Russian veto ends UN’s monitoring of North Korea
Russia on Thursday blocked the renewal of a panel of UN experts monitoring international sanctions on North Korea, weeks after the body said it was investigating reports of arms transfers between Moscow and Pyongyang.
The move was met with a flurry of criticism, including by South Korea’s foreign ministry, which said Russia had made an “irresponsible decision” despite its status as a permanent member of the UN Security Council.
The United States called the veto by Moscow a “self-interested effort to bury the panel’s reporting on its own collusion” with North Korea.
“Russia’s actions today have cynically undermined international peace and security, all to advance the corrupt bargain that Moscow has struck with the DPRK,” State Department spokesman Matthew Miller said, referring to the North by its official name, the Democratic People’s Republic of Korea.
Ukraine’s Foreign Minister Dmytro Kuleba took to social media to call the veto “a guilty plea,” amid allegations that Pyongyang is aiding Moscow in its war against Kyiv.

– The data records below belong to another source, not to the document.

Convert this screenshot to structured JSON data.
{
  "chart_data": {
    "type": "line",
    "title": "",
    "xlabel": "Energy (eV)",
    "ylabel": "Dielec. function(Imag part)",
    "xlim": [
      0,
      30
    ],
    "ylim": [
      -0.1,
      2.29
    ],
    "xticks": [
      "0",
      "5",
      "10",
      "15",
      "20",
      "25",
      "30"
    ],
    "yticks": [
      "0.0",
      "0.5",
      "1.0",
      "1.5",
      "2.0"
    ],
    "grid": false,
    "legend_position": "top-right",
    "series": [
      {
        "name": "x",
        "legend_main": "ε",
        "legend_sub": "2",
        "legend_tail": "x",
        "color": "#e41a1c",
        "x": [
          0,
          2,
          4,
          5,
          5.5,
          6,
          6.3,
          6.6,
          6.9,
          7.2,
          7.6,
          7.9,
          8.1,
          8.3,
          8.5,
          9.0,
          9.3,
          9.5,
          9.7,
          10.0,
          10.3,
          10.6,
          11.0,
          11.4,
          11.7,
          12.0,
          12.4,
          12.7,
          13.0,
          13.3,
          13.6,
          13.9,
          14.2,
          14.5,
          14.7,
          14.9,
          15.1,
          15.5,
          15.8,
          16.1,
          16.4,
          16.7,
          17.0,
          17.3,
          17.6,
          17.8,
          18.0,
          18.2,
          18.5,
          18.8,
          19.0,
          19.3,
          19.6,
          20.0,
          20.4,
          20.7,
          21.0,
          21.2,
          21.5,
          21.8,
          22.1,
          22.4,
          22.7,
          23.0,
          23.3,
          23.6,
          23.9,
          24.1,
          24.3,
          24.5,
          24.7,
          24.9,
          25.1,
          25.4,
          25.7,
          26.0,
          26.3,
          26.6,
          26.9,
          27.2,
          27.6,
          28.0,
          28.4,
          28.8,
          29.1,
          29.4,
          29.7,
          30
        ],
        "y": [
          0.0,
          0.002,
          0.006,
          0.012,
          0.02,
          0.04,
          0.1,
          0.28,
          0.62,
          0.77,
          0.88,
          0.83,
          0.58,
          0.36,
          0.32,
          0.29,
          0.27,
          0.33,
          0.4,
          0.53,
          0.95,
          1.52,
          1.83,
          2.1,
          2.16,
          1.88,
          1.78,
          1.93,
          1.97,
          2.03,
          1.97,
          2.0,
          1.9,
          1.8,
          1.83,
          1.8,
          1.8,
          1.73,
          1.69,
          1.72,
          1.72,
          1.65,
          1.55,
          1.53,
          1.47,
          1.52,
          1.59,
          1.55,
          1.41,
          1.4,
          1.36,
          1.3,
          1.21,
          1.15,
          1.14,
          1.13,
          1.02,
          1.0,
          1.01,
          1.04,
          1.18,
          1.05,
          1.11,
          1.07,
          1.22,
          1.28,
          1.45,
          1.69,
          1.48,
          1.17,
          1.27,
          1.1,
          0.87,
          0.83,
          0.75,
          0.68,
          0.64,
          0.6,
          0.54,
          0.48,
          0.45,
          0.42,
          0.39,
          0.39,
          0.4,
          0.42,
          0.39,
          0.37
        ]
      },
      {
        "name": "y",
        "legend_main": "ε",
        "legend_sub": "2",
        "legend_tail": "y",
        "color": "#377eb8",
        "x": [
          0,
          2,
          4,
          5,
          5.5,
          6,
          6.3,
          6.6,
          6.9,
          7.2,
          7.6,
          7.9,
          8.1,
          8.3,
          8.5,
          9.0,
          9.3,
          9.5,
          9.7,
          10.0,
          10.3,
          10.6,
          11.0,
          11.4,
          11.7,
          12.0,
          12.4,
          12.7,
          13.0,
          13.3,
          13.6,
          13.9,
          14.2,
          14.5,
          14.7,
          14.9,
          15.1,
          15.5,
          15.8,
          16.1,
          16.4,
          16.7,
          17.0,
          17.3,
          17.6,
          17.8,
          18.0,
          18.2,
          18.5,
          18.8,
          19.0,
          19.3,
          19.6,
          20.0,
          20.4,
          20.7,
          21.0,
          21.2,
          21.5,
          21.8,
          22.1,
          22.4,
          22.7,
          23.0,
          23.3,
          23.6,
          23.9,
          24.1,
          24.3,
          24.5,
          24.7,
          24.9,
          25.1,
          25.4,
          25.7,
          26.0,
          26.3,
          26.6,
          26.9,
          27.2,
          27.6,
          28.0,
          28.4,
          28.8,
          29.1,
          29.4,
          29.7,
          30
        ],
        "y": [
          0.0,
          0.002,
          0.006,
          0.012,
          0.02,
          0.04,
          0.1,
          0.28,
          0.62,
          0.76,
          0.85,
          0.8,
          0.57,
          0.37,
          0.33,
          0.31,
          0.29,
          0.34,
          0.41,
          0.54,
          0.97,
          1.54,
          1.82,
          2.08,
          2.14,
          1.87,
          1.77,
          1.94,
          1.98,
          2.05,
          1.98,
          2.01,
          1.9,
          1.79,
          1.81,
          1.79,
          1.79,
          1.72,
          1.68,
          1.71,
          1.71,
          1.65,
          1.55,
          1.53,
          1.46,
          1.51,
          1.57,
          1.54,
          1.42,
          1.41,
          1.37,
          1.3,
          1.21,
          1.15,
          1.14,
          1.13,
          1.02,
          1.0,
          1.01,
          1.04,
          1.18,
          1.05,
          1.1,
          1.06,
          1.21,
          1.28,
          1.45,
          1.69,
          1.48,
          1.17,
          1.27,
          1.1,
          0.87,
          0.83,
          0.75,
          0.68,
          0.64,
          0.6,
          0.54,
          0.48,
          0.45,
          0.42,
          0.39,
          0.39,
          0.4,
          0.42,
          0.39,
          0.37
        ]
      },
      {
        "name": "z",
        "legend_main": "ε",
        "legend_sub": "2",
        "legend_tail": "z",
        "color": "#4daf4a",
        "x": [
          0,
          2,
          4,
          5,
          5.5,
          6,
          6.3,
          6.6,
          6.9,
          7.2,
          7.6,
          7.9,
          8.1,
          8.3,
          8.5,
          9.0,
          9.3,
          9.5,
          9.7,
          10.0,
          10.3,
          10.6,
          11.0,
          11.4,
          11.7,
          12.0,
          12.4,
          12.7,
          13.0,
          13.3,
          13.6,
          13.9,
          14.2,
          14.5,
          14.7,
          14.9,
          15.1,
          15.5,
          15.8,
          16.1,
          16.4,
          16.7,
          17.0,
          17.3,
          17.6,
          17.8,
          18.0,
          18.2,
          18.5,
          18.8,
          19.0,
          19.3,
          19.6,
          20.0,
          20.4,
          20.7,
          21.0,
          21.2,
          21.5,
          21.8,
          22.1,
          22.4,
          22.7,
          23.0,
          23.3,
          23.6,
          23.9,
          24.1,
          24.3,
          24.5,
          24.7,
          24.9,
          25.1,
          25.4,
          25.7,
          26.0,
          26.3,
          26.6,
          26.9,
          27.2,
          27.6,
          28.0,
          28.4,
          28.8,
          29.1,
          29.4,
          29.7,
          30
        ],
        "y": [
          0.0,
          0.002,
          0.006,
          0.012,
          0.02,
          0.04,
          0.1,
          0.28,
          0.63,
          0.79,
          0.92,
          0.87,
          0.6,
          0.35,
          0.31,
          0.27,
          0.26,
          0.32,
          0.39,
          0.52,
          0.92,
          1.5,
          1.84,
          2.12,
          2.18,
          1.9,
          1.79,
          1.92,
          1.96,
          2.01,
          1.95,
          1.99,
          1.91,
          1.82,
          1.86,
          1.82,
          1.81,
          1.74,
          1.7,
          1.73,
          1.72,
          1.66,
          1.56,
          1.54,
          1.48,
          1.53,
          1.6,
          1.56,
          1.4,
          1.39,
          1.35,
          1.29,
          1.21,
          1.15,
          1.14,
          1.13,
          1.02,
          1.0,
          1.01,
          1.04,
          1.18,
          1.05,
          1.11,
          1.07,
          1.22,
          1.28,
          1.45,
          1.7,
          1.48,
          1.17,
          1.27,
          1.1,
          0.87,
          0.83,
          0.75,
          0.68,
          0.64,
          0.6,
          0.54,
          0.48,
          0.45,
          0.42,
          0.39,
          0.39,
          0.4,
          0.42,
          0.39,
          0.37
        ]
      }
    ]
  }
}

Moscow’s veto at the Security Council does not remove the sanctions on North Korea, but spells the end for the group monitoring their implementation — and myriad alleged violations.
The panel’s mandate expires at the end of April.
North Korea has been under mounting sanctions since 2006, put in place by the UN Security Council in response to its nuclear programme.
Since 2019, Russia and China have tried to persuade the Security Council to ease the sanctions, which had no expiration date.
The council has long been divided on the issue, with China’s deputy ambassador Geng Shuang arguing on Thursday that the sanctions “have exacerbated tensions and confrontation with a serious negative impact on the humanitarian situation”.
China abstained rather than joining Russia in the veto.
All other members had voted in favour of renewing the expert panel.
Russia’s UN envoy Vasily Nebenzia said that without an annual review guaranteed to assess and potentially modify the sanctions, the panel was unjustified.
“The panel has continued to focus on trivial matters that are not commensurate with the problems facing the peninsula,” Nebenzia said.
“Russia has called for the council to adopt a decision to hold an open and honest review of the
Council sanctions... on an annual basis.”
“We have now seen Russia use its veto to end two panels of experts due to its expanding military relationships,” the United States, France, Japan, South Korea and Britain said in a joint statement.
In a separate statement, 10 Security Council members, including Britain, France and the United States, defended the sanction monitors’ work.
“In the face of these repeated attempts to undermine international peace and security, the panel’s work is more important now than ever before,” it said.